The ‘Mobile Mini House’ RV was a project by design students Stéphanie Bellanger, Amaury Watine, François Gustin & David Dethoor. Apparently inspired by John Lautner’s octagonal Chemosphere house, the mobile mini house was has an ingenious expanding floor plan that opens like a Japanese fan. Study the photos below this article to understand the concept.
Features of the Mobile Mini House
- Arc of 30 degrees unfurls into a 252° semicircle,
- Five modular rooms : bedroom, bath, living room, kitchen and office.
- Cutouts in walls allow for horizontal features (beds, sofa etc.) to interlock when the trailer is folded up
- A pullout screen, shown as transparent in the model, provides roof and walls
- Designed to be pulled by a mini car (yes, even the Mini Cooper!)
The Mobile Mini House Team
At the time this article was published and, according to their websites, the talented team has spread around the world.
- Stéphanie Bellanger of Paris is currently looking for a position
- François Gustin is in Vienna at Element Design
- David Dethoor is in second year at ISD design school.
- Amaury Watine is at New Delhi's Ultraconfidentiel Design
The Design Contest, Minimaousse2, 2006
Bellanger and her team created the project in the fall of 2005. "Our team worked on it for a school project during around four months at the Superior Institute of Design (ISD) of Valenciennes, in the north of France."
They entered it in a French micro-architecture contest called Minimaousse, a biannual contest for students of art, architecture, design and engineering. The contest is intended for « L’éloge du petit, une petite architecture qui doit faire le maximum » ( "In praise of the tiny, making small architecture do the most").
The 2006 contest, Minimaousse2, had the theme of « mini-maison roulante » (little house on wheels or rolling mini house, hence Bellanger's project title of Mobile Mini House).
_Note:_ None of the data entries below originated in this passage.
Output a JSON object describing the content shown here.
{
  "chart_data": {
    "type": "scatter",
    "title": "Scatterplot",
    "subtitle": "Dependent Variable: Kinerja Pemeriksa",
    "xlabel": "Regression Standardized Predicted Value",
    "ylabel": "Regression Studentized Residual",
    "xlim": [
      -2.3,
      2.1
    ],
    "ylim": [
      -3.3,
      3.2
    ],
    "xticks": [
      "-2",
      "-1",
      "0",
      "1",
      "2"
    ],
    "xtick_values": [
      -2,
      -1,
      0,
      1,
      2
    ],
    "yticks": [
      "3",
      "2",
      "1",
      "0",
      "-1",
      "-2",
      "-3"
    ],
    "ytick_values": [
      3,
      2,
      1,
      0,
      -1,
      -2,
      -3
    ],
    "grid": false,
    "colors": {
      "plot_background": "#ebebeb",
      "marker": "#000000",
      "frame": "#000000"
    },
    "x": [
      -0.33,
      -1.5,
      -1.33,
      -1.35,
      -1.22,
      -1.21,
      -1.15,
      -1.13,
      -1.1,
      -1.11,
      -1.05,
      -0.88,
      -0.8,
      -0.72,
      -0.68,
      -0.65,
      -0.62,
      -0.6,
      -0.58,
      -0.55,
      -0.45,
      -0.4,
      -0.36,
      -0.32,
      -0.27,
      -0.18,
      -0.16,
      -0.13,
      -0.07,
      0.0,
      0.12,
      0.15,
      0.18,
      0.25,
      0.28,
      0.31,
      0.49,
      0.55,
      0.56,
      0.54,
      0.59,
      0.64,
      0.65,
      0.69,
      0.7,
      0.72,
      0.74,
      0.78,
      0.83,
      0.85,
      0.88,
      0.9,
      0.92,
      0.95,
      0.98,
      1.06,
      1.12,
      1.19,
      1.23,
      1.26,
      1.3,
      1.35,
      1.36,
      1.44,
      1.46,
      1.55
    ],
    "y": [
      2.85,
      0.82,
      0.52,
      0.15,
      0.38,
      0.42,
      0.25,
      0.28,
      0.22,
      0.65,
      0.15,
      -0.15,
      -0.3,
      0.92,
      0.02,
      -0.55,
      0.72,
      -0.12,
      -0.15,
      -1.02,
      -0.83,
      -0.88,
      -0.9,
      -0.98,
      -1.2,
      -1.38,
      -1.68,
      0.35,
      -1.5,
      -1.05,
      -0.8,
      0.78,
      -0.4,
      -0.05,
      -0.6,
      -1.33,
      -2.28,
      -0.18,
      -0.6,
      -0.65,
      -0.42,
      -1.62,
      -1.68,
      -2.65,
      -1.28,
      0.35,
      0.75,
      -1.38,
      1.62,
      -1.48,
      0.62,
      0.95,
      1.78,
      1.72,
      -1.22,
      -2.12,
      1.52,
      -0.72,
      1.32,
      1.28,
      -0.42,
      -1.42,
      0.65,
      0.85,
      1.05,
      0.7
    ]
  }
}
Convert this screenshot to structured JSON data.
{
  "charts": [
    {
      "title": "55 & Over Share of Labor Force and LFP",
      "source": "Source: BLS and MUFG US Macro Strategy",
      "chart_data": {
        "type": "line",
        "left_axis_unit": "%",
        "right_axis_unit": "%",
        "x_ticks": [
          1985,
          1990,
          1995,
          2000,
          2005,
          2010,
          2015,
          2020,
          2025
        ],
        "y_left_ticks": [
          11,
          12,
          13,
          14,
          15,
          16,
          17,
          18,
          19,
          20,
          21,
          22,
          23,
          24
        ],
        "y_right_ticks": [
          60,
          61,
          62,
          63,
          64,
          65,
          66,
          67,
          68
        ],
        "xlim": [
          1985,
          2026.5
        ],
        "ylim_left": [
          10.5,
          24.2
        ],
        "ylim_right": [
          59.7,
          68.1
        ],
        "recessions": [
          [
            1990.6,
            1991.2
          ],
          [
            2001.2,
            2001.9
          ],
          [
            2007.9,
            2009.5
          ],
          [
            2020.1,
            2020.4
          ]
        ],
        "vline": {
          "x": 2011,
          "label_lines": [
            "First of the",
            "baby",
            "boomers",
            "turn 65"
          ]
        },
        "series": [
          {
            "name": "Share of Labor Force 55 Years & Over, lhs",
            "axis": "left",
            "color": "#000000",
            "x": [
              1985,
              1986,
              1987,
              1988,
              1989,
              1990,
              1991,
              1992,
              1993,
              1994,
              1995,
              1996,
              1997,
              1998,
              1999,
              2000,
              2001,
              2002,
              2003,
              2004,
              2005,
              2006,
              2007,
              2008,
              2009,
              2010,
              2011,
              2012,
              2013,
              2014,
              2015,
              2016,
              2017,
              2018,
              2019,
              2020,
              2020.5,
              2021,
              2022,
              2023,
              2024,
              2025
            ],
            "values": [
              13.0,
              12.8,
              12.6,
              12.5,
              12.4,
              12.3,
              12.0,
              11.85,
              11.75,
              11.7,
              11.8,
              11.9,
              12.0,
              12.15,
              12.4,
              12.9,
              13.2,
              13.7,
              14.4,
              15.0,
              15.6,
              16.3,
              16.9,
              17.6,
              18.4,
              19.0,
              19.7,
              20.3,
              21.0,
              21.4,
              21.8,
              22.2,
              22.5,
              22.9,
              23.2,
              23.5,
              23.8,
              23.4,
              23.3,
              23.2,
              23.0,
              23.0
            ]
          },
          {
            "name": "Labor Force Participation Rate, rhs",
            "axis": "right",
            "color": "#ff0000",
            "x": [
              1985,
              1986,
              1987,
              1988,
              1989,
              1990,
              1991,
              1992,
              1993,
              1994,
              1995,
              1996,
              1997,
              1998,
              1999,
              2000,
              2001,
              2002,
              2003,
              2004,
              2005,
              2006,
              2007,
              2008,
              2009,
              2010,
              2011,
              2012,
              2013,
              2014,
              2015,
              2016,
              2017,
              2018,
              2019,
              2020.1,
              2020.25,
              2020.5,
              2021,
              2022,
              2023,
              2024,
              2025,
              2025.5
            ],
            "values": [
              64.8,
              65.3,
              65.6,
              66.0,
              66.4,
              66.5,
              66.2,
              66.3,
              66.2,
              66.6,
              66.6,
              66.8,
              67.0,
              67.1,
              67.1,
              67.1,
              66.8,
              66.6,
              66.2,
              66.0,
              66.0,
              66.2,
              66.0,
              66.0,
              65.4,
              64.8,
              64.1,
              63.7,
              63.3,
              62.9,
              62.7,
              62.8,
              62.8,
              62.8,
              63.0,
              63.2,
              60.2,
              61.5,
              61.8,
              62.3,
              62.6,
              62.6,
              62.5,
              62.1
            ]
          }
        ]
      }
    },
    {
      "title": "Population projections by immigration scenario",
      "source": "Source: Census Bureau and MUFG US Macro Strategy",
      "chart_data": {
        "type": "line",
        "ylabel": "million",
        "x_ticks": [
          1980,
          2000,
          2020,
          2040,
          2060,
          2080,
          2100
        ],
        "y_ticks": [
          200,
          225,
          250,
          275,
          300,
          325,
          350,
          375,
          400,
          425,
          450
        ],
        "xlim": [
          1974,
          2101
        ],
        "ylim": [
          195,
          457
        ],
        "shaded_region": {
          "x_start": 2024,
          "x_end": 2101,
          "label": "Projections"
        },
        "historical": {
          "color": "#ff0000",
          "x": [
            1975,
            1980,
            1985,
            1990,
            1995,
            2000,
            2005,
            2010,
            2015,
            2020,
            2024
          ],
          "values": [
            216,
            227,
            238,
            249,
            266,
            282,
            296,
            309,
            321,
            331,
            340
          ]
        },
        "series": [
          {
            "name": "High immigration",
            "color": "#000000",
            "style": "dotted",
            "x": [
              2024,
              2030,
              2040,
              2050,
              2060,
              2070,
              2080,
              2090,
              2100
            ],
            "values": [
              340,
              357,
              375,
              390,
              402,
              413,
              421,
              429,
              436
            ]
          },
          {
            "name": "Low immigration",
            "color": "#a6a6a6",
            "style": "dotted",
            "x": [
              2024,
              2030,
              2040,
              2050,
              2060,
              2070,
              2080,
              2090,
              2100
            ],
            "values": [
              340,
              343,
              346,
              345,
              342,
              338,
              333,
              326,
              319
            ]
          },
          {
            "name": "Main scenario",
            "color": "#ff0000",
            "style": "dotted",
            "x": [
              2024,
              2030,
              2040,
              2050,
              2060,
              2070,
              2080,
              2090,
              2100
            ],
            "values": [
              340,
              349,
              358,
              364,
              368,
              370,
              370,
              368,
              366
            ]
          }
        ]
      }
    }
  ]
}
The intent of the project was stated as "to encourage maximal use of space, the interior elements must reconfigure to provide new uses within the same area." («Pour répondre à une utilisation maximale de l’espace, les éléments intérieurs du projet changent de configuration pour laisser place à une nouvelle utilisation de ce même espace. » )
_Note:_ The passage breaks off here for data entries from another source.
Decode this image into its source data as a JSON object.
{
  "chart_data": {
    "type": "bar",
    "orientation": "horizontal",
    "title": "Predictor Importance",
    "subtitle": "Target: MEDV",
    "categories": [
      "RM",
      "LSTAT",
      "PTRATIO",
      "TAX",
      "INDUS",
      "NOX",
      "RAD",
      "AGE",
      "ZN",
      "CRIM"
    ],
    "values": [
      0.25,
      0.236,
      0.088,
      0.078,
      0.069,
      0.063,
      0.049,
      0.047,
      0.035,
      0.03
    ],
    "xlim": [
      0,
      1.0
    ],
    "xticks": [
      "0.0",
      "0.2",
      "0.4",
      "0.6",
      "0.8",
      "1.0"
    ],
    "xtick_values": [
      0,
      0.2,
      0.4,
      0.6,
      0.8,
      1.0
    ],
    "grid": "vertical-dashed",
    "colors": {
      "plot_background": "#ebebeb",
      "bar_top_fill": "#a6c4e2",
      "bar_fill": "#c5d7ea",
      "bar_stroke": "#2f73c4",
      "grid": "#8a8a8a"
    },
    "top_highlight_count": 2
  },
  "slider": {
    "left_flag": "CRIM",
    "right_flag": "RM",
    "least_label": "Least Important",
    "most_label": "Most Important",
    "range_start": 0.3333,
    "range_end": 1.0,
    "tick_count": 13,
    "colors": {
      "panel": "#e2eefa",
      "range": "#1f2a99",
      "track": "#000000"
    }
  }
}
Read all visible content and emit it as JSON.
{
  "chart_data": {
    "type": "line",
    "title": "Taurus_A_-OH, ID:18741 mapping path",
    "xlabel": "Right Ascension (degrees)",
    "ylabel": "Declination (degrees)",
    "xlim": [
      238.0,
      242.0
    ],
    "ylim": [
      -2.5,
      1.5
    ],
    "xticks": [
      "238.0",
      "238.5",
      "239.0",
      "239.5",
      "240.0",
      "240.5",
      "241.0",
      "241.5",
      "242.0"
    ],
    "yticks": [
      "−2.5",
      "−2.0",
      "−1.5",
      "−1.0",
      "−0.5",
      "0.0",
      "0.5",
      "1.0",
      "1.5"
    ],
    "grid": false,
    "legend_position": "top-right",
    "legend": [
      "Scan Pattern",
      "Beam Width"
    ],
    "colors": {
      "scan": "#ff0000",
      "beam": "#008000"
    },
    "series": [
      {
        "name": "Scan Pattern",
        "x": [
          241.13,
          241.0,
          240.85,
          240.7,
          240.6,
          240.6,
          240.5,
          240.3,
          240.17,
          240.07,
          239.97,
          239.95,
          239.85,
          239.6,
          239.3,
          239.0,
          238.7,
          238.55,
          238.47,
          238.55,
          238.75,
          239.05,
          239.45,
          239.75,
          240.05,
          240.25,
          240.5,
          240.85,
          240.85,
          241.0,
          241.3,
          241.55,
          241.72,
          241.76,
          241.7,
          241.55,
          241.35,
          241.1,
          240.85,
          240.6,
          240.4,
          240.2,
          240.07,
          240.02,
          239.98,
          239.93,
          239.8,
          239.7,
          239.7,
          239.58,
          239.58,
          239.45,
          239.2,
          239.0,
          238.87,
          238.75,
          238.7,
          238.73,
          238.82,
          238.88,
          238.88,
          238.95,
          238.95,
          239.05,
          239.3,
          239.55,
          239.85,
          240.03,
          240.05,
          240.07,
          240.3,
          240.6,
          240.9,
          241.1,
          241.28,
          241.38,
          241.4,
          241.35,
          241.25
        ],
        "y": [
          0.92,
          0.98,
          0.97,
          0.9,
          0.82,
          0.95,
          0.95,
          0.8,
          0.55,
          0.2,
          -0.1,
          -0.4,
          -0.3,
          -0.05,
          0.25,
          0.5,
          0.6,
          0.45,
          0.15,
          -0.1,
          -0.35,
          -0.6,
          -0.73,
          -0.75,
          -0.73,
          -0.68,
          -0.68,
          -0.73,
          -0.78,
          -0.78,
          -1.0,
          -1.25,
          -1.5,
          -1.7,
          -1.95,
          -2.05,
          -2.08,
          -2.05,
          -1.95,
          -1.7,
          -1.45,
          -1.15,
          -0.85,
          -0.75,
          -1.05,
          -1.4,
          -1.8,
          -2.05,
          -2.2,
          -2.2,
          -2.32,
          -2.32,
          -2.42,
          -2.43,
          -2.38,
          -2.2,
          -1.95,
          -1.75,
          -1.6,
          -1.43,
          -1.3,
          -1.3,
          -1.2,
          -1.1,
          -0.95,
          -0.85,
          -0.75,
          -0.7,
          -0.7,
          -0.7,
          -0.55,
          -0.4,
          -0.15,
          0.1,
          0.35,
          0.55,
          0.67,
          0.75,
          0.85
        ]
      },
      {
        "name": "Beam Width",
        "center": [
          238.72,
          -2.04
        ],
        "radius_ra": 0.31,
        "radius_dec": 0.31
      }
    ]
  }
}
The mobile mini house of Bellanger, Watine, Gustin, and Dethour won a "coup de coeuer" award (roughly "honorable mention").
Mobile Mini House is Only a Concept
Although this is clearly only a concept, many comments on various web sites complain of the lack of roof, of the transparent covering, the lack of plumbing, the inability of the unit to fit in standard camp sites, and so forth, as though the mobile mini-house were a realistic proposal. An example is the writeup on dvice.com that said, "Hope you aren't shy: the shower features a wall that'll barely hide you from other occupants in the house, though expose you to the rest of the world."
No doubt Bellanger and her team are amused at such concerns. "This moving mini house is just a concept. Even if we tried to push at most the technical development, everything is not adjusted for a departure in production," she told Suite101.
Other entries in Minimaousse2 included an inflatable car, a building with fold-out walls, a living room that folded out of the back of an SUV, and a variety of tents. In fact, one of the top winners was a skateboard with a fold-out tent attached.
Imaginative as these entries are, none seem to have attracted much attention; in that, the Mobile Mini House is a clear winner.